In terms of pipeline strategy, Dicerna and Tekmira are also not all that different either, both of them pursuing indications targeting gene expression in the liver and cancer, with an increasing focus on orphan diseases.  In all respects, Tekmira can be considered more advanced although RNAi companies do not like to talk about their specific orphan indications for competitive reasons.

The analysis thus far has shown that the overall strategies of Dicerna and Tekmira are quite similar, but Tekmira is (much) more advanced in practical terms.

One obvious difference between the companies is the nature of the RNAi triggers employed.  As the name Dice-RNA implies, the company was built on the Dicer-substrate technology that was once pushed by some to be superior in terms of knockdown potency to other RNAi triggers.  I believe I can safely say that most would agree that this is not the case and that the main advantage of Dicer-substrates may be in conjunction with certain conjugation strategies. 

The argument that Dicer-substrate RNAi triggers are commercially so valuable because they are the only alternative to Alnylam’s RNAi trigger IP, is also outdated.  This is because Alnylam has lost its standing in RNAi trigger IP and there have been other developments, such as the issuance of the Baulcombe patents that showed that Dicerna does not have the automatic freedom-to-operate when it comes to its RNAi triggers. 

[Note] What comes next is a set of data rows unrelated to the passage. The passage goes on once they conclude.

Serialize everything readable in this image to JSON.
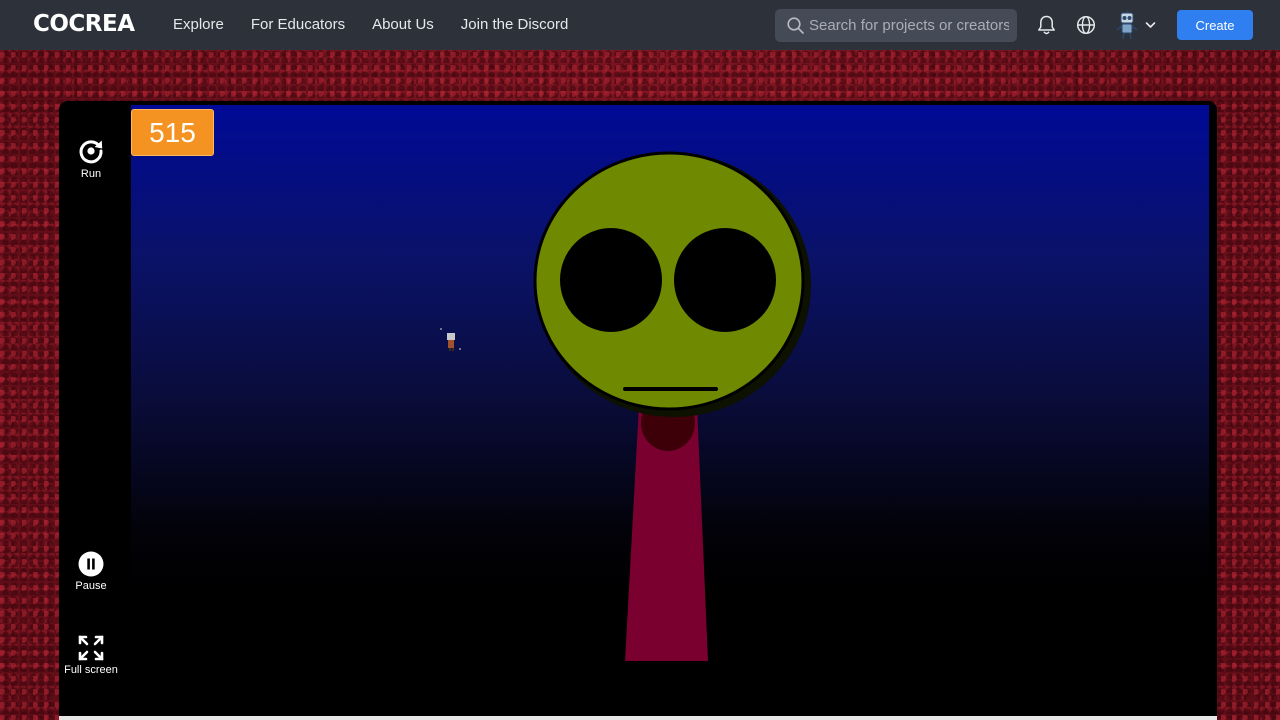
{
  "brand": "COCREA",
  "nav": {
    "links": [
      "Explore",
      "For Educators",
      "About Us",
      "Join the Discord"
    ]
  },
  "search": {
    "placeholder": "Search for projects or creators"
  },
  "icons": {
    "search": "search-icon",
    "bell": "bell-icon",
    "globe": "globe-icon",
    "avatar": "robot-avatar",
    "chevron": "chevron-down-icon"
  },
  "create_label": "Create",
  "game": {
    "score": "515",
    "controls": {
      "run_label": "Run",
      "pause_label": "Pause",
      "fullscreen_label": "Full screen"
    }
  },
  "colors": {
    "navbar": "#2c313a",
    "accent": "#2f7ff0",
    "score_badge": "#f49222",
    "face": "#6f8a00",
    "neck": "#7a0030",
    "sky_top": "#000a96"
  }
}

In an intriguing twist of events, the IPO document (S1) filed by Dicerna with the SEC describes how the fact that Alnylam has acquired the RNAi assets of Merck unexpectedly could have a chilling effect over business development efforts involving Europe.  This is because the opposition has relied on Merck to do the heavy lifting in revoking Kreutzer-Limmer once and forever.  It teaches me to never count Alnylam out as they seem to have always one more Machiavellian move up their sleeves.  And it should hardly surprise you that (according to the S1), yes, Dicerna in 2010 also received a not-so-friendly reminder from Alnylam’s lawyers that it does not have freedom-to-operate.

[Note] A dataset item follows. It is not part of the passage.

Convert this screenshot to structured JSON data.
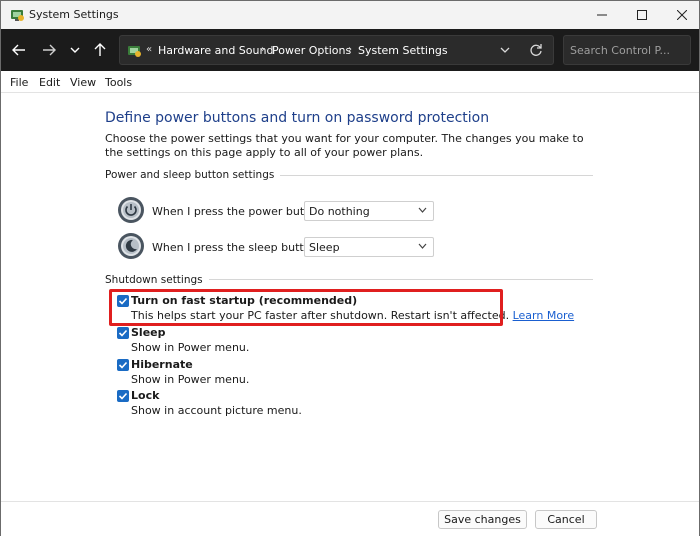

In addition, as I had observed before, the S1 also describes that Dicerna is not the only one with access to the fundamental Dicer-substrate RNAi trigger IP licensed from the City of Hope, but that Arrowhead Research enjoys similar access.  If Arrowhead Research wanted to hurt Dicerna as a competitor, it could frivolously sub-license the Dicer-substrate IP and thus destroy its scarcity value.  By contrast, Tekmira can play it safe by utilizing the Alnylam-type RNAi triggers to which it has access in addition to usiRNAi triggers which appear to be a simple and cheap way to get around all of the otherwise fundamental RNAi trigger IP.

So what is left to justify the $250M vs $700M market cap difference between Tekmira and Dicerna?  Not much since Tekmira’s relationships with regard to Ebola, ALN-TTR02, Monsanto, and Alnylam (and quite likely more to come...mRNA), easily outweigh the Kyowa Hakko relationship of Dicerna.  

So yes, to come to the point of this blog entry, if you like DRNA, you should love TKMR (which, of course, I own and selfishly choose to promote).